An "irresponsible" ad for the new Jaguar XE car's hands-free mobile technology has been banned for encouraging unsafe driving.
The advertorial for Jaguar Land Rover, which appeared in the Guardian, described new in-car features such as wi-fi connectivity and smartphone-integrated apps, allowing the driver to "organise your next meeting and stay in touch with colleagues and family on the move".
It said: “For busy executives, the car is increasingly becoming an extension of the work place.

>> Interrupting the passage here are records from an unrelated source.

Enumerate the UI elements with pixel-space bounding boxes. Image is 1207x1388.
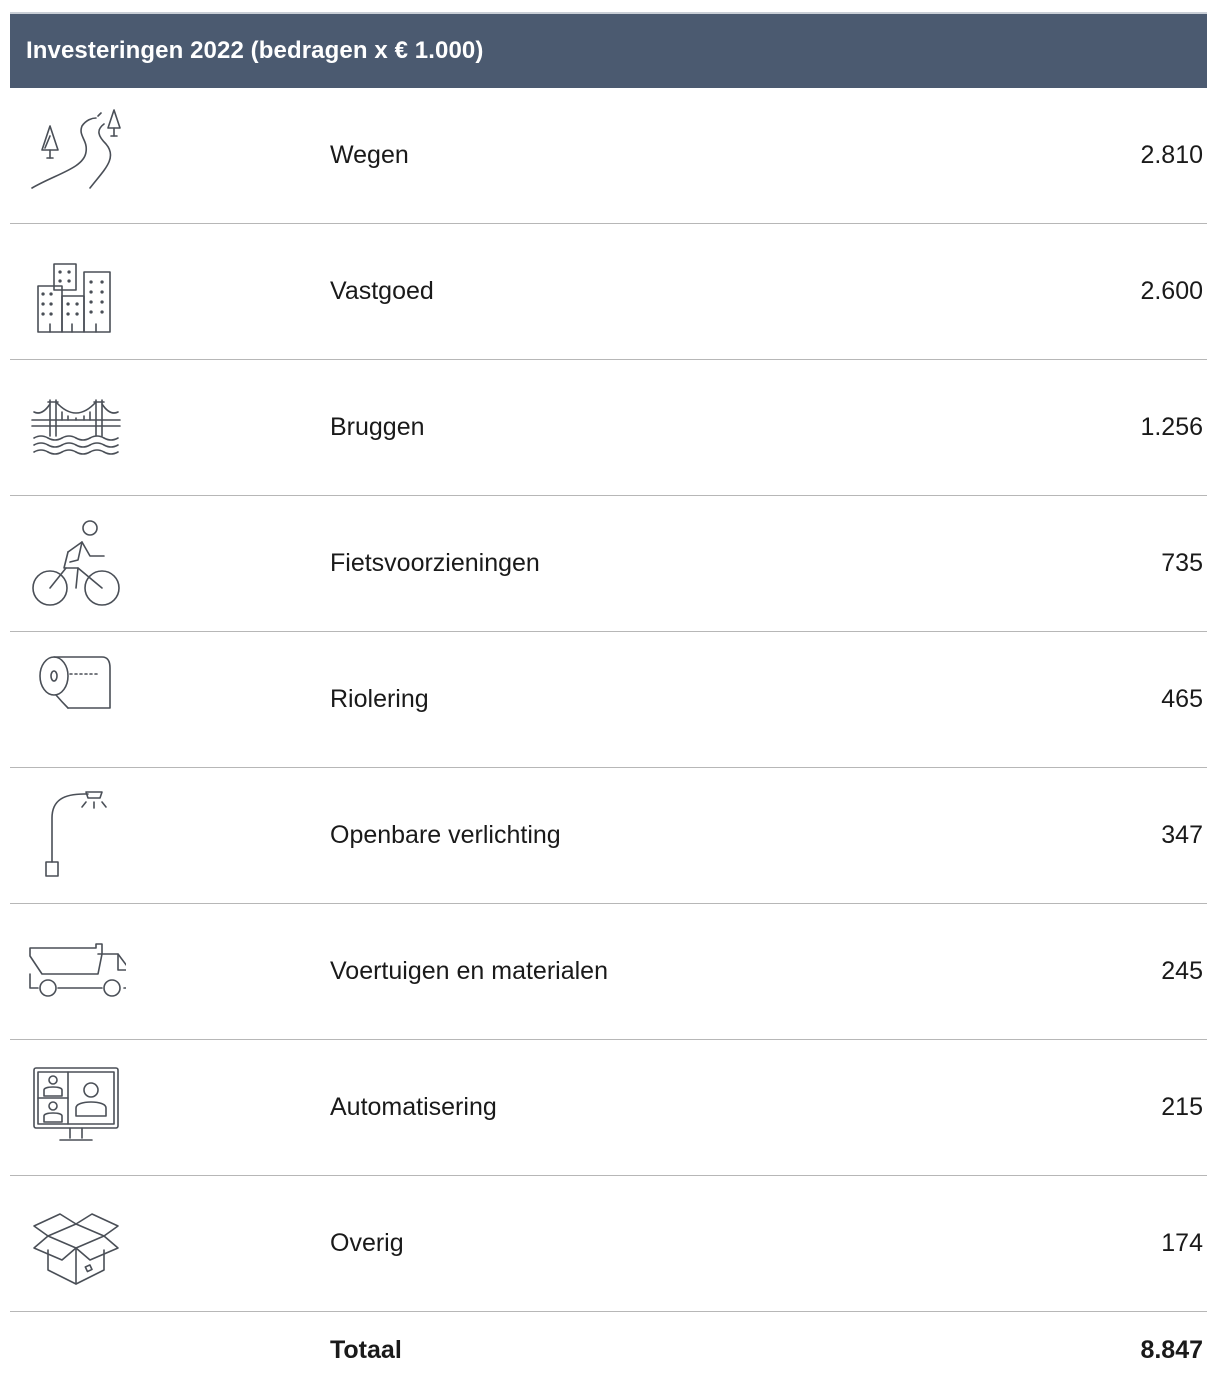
row-label: Riolering: [330, 685, 429, 713]
table-row: Automatisering 215: [10, 1040, 1207, 1176]
open-box-icon: [26, 1196, 126, 1292]
total-row: Totaal 8.847: [10, 1312, 1207, 1388]
table-row: Voertuigen en materialen 245: [10, 904, 1207, 1040]
monitor-video-call-icon: [26, 1060, 126, 1156]
table-row: Overig 174: [10, 1176, 1207, 1312]
row-label: Wegen: [330, 141, 409, 169]
row-value: 1.256: [1140, 413, 1203, 441]
row-value: 215: [1161, 1093, 1203, 1121]
table-row: Riolering 465: [10, 632, 1207, 768]
row-value: 2.600: [1140, 277, 1203, 305]
row-value: 735: [1161, 549, 1203, 577]
cyclist-icon: [26, 516, 126, 612]
row-value: 347: [1161, 821, 1203, 849]
table-row: Vastgoed 2.600: [10, 224, 1207, 360]
row-label: Overig: [330, 1229, 404, 1257]
dump-truck-icon: [26, 924, 131, 1020]
row-label: Voertuigen en materialen: [330, 957, 608, 985]
road-trees-icon: [26, 108, 126, 204]
row-label: Openbare verlichting: [330, 821, 561, 849]
row-value: 245: [1161, 957, 1203, 985]
row-value: 465: [1161, 685, 1203, 713]
row-value: 174: [1161, 1229, 1203, 1257]
bridge-icon: [26, 380, 126, 476]
row-label: Vastgoed: [330, 277, 434, 305]
table-header: Investeringen 2022 (bedragen x € 1.000): [10, 12, 1207, 88]
row-label: Automatisering: [330, 1093, 497, 1121]
investments-table: Investeringen 2022 (bedragen x € 1.000) …: [10, 12, 1207, 1388]
total-value: 8.847: [1140, 1335, 1203, 1364]
table-row: Fietsvoorzieningen 735: [10, 496, 1207, 632]
table-row: Openbare verlichting 347: [10, 768, 1207, 904]
row-label: Bruggen: [330, 413, 425, 441]
street-lamp-icon: [26, 788, 126, 884]
sewer-pipe-roll-icon: [26, 652, 126, 748]
row-value: 2.810: [1140, 141, 1203, 169]
total-label: Totaal: [330, 1335, 402, 1364]
row-label: Fietsvoorzieningen: [330, 549, 540, 577]
buildings-icon: [26, 244, 126, 340]
table-row: Wegen 2.810: [10, 88, 1207, 224]
table-row: Bruggen 1.256: [10, 360, 1207, 496]
table-title: Investeringen 2022 (bedragen x € 1.000): [26, 37, 484, 64]
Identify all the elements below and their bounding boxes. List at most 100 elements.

What was once a cocoon of time in limbo is being transformed into productive reclaimed time.”
The ad included a testimonial from Prof David Bailey, of the Aston Business School, who said "the connected nature of the car is invaluable" and let him "use the phone via the car", "use the apps through the car" and "do an interview while going somewhere".
Defending the ad, Jaguar Land Rover said it had specifically stated that any of the described functions of the car should be used without compromising safety.
The car-maker believed that its hands-free features ergonomically benefited the driver and reduced the risk of distraction, allowing them to keep their eyes on the road.
Guardian News and Media believed that the advertorial did not condone or encourage unsafe or irresponsible driving, but instead placed an emphasis on safety.
Upholding two complaints, the Advertising Standards Authority (ASA) said it accepted that driving while using a hands-free mobile phone kit was not illegal.
However, it noted that the Highway Code stated that using hands-free equipment was likely to distract drivers, and advised stopping to make or take calls, while satellite navigation systems, congestion warning systems, PCs and multi-media could also be dangerous.
It pointed out that drivers could be stopped by police if they were considered not to be in full control of a vehicle because of being distracted, which could result in a motoring offence.
The ASA said: “Whilst we understood that work-related activities and communicating with family could be carried out in the car via hands-free technology, we considered that they were likely to distract a driver’s attention from the road and therefore preventing them from having full control of the vehicle.
“Therefore, we concluded that the advertorial was irresponsible because it was likely to encourage unsafe driving practices.”
It ruled that the ad must not appear again in its current form and told Jaguar Land Rover that their future advertising must not encourage drivers to carry out such tasks that were likely to distract their attention from the road.
The ASA’s ruling comes a week after tougher penalties for motorists using phones came into force.
Now drivers face losing their licence the first time they are caught using a phone behind the wheel, while penalties and fines for offenders were doubled to six points and £200 respectively, from March 1st.